TOPICS : West meets east in Jerusalem

Susan Goodman

Do you know where the Augusta Victoria Hospital is?” asks my taxi driver as we drive through that invisible veil which separates east and west Jerusalem. It is my first journey out of my Jerusalem, where I now live having taken a one-way aliya ticket to Israel from England just five months ago.

Even with west and east, we live in a city which has been a unified whole since 1967. And indeed these Arabs have the status of being residents of Israel. Not citizens like Israeli Arabs but something a little less, being able to vote in municipal but not national elections. They have Israeli ID cards and are found sharing the same bureaucratic rites of passage as the rest of us who have to negotiate our way through the strata of Israeli officialdom.

I’m rather surprised by my taxi driver’s question because he agreed to take me to this Arab hospital in east Jerusalem so he surely he knows where it is. Well, we’ve just driven past the Damascus Gate and the scenery has changed.

I feel a certain tinge of anxiety. Are we really going to stop in this sea of unfamiliarity (hostility?) and ask the way? I’m especially baffled by my taxi driver’s question because I discovered in the first part of my journey that actually he is an Arab!

“Haven’t you been to the Augusta Victoria Hospital before?” I ask slightly nervously. “No,” he replies. I bring the issue out into the open. “Do you know where it is?”

He laughs a laugh of reassurance, recognising the confusion he has caused. He explains “I only asked you, because I wanted to point out.” and he waves a hand toward the skyline, “that the hospital is very close to Mount Scopus, you know, the Hebrew University.”

“Yes?” I reply questioningly, knowing that I haven’t yet got the point he is trying to make.

I consulted Martin Gilbert’s book Jerusalem: Rebirth of a City, for a richer historical perspective. The hospital had been erected on land given to Kaiser Wilhelm II by the Sultan when the German Kaiser had visited Jerusalem in 1848.

At that time Jerusalem was a squalid, overcrowded city that had spilled out of the old walls onto surrounding hills. Its population of 45,300 included 28,000 Jews; 8,700 Christian Arabs; 8,600 Muslim Arabs. A population that had increased nine-fold in just sixty years.
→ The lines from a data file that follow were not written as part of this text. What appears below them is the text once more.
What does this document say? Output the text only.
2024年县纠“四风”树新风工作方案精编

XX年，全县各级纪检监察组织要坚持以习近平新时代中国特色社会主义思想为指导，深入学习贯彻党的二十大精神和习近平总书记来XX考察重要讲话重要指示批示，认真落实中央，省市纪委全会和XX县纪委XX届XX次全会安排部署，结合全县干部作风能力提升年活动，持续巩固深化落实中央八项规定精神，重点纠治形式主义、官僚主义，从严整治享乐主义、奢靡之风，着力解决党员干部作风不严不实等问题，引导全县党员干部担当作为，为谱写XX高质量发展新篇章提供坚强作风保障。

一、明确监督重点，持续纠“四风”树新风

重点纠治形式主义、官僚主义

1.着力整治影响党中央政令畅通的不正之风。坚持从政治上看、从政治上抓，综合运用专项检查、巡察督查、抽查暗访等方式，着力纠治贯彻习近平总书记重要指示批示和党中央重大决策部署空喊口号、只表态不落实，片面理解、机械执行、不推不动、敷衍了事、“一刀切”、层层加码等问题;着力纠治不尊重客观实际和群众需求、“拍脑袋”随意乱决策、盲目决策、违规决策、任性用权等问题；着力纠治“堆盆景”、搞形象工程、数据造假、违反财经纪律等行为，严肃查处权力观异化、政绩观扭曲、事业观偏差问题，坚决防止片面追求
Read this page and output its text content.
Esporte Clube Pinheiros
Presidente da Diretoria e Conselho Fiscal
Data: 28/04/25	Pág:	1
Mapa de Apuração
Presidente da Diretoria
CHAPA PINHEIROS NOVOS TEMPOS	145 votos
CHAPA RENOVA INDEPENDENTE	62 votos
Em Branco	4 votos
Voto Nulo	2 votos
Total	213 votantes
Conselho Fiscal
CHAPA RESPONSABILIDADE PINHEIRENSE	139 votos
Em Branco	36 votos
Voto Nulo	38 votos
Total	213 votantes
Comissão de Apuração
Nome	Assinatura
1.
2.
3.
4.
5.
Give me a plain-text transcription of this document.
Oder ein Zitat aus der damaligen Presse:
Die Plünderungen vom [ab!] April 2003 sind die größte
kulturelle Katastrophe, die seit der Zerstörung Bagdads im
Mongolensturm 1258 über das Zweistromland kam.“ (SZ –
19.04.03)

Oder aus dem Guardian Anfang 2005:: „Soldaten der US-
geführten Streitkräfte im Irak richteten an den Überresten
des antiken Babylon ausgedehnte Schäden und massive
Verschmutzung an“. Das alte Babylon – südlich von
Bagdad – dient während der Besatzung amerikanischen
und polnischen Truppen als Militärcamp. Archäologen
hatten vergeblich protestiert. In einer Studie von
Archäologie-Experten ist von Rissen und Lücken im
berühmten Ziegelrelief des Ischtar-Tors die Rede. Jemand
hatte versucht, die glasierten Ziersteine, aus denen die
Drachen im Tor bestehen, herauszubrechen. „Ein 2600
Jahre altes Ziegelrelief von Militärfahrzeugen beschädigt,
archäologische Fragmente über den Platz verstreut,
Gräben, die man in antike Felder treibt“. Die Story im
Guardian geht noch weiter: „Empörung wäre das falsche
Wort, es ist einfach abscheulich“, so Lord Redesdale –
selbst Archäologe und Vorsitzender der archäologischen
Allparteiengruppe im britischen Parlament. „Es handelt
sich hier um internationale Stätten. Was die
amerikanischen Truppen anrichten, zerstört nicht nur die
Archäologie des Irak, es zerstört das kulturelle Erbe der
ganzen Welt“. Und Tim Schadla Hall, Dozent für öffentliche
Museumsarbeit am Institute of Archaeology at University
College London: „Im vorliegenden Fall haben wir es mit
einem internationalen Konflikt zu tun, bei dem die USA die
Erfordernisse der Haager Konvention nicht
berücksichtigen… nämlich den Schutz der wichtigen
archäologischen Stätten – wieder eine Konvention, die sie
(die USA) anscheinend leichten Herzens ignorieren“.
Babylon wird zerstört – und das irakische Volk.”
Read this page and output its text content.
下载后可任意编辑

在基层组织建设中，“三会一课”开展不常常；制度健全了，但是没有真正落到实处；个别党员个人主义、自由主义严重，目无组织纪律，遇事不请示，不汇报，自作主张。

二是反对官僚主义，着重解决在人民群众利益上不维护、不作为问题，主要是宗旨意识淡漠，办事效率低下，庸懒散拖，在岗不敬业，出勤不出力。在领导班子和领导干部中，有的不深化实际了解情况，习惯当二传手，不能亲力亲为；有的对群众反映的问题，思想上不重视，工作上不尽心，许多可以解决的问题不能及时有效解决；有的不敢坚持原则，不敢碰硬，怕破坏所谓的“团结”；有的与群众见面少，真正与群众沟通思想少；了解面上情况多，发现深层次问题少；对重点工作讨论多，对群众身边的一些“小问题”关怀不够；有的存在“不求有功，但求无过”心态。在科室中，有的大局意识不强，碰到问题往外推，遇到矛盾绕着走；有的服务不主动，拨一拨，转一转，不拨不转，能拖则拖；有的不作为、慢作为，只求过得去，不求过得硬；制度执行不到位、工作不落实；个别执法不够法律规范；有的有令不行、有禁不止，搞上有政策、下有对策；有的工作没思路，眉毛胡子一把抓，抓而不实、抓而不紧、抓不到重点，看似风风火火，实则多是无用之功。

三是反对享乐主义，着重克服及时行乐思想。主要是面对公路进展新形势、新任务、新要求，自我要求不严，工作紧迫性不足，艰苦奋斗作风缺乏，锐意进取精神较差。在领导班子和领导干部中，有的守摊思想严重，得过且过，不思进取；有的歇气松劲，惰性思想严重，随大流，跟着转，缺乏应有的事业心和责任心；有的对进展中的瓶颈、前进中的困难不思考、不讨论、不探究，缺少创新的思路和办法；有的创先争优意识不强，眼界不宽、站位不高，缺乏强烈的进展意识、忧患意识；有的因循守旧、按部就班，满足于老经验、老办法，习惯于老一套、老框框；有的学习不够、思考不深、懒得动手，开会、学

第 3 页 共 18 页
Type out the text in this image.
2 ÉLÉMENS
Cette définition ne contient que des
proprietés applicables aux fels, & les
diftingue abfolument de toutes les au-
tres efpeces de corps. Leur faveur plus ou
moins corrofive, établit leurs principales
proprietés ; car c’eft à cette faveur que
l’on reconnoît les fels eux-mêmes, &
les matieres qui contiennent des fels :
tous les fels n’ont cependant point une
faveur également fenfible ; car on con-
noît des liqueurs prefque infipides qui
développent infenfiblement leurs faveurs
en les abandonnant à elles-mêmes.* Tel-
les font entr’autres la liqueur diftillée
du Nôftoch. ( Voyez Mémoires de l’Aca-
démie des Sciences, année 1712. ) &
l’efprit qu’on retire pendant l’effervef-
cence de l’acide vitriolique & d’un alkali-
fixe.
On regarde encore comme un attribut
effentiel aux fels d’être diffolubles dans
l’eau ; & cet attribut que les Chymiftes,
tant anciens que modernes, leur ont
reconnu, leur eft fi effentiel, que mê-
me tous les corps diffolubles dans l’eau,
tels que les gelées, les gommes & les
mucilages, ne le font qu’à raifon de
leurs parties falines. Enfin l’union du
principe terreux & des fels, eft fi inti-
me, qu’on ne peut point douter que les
Herzl laid out before the Kaiser his vision of a clean and modernised New Jerusalem. “The Mount of Olives,” Muhammad, my taxi driver sweeps his hand across the scene in front of us. A steep, empty road takes us to the gate of the hospital and then along the short drive to the front of the hospital. I wander in and look for an appropriate sign.

No security guards, no inspection of the taxi, no stirring the contents of my handbag. In a small office in the Augusta Victoria, I am introduced to a group of taciturn Arab women. Within half an hour we will be joking together. This is the first English lesson of a series of 12 that I am giving this lively bunch of women. They belong to a support group for women with breast cancer and are going off to an international conference in the summer.